I agree with mustangsheba when she says that if you cannot do you job because you are too emotionally distraught, you need to find a replacement. My problem is that others always thought I was too emotionally distraught, even though I continued to do my job exceptionally well, no matter how upset I was. A case in point was one DNR patient I had who was suffering continuous heart attacks one night. I sat by her bedside, (my other patients were asleep and I had just completed rounds when I found her convulsing in her bed) She was in immense pain, and our pharmacy was out of the pain killer that the Dr. had ordered so we had to wait for almost an hour to have it delivered. I sat there holding her hand and talking to her with tears streaming down my face. She had no family with her and she kept telling me not to let her go and that it hurt so much that all I could do was cry and keep talking and taking her vitals every 5 mins. Although it is true that my exterior probably looked to others like I was out of control, I was actally very clear headed and in control.

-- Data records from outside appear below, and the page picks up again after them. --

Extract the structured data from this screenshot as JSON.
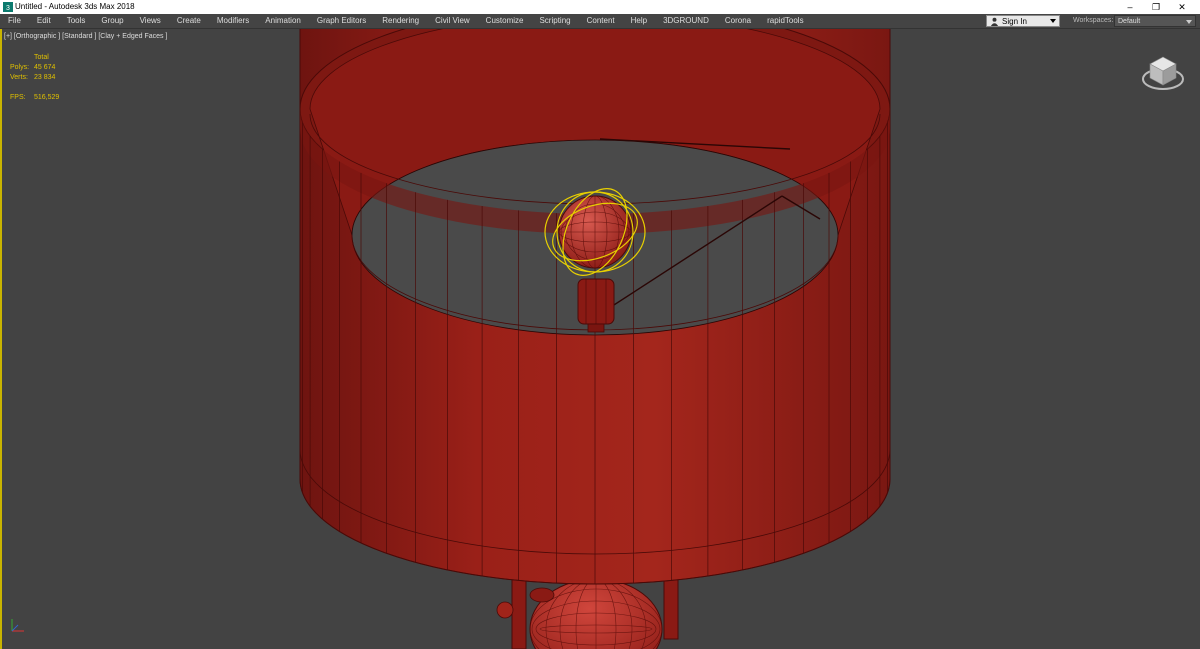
{
  "window": {
    "title": "Untitled - Autodesk 3ds Max 2018",
    "controls": {
      "minimize": "–",
      "maximize": "❐",
      "close": "✕"
    }
  },
  "menu": {
    "items": [
      "File",
      "Edit",
      "Tools",
      "Group",
      "Views",
      "Create",
      "Modifiers",
      "Animation",
      "Graph Editors",
      "Rendering",
      "Civil View",
      "Customize",
      "Scripting",
      "Content",
      "Help",
      "3DGROUND",
      "Corona",
      "rapidTools"
    ],
    "sign_in": "Sign In",
    "workspaces_label": "Workspaces:",
    "workspaces_value": "Default"
  },
  "viewport": {
    "label": "[+] [Orthographic ] [Standard ] [Clay + Edged Faces ]",
    "stats": {
      "header": "Total",
      "polys_label": "Polys:",
      "polys_value": "45 674",
      "verts_label": "Verts:",
      "verts_value": "23 834",
      "fps_label": "FPS:",
      "fps_value": "516,529"
    }
  },
  "colors": {
    "viewport_bg": "#434343",
    "mesh_red": "#8a1a14",
    "mesh_edges": "#4a0a08",
    "selection_gizmo": "#e8d000",
    "stats_text": "#e0c000"
  },
  "icons": {
    "app": "3dsmax-app-icon",
    "user": "user-icon",
    "viewcube": "viewcube-icon",
    "axis": "axis-tripod-icon"
  }
}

I have this problem being unable to keep the tears away sometimes but it never affects how I do my job, I just wish I could convince others of that. They see the tears and think I have lost it. I tell them I am ok, just my heart showing its feelings in the only way it can sometimes.

I see my job with a dying patient as making that transition as easy on them and their loved ones as I can, in whatever way I am able. I think that is half of the reason we are nurses. One half is saving those we can and who want it, the other is helping those whose time it is to move on to do so with dignity, caring, respect, and above all, compassion.

Sorry to be so long winded, but it was dealing with my own grandmother's death years ago that made me decide to become a nurse, so I have a lot of thoughts on the matter.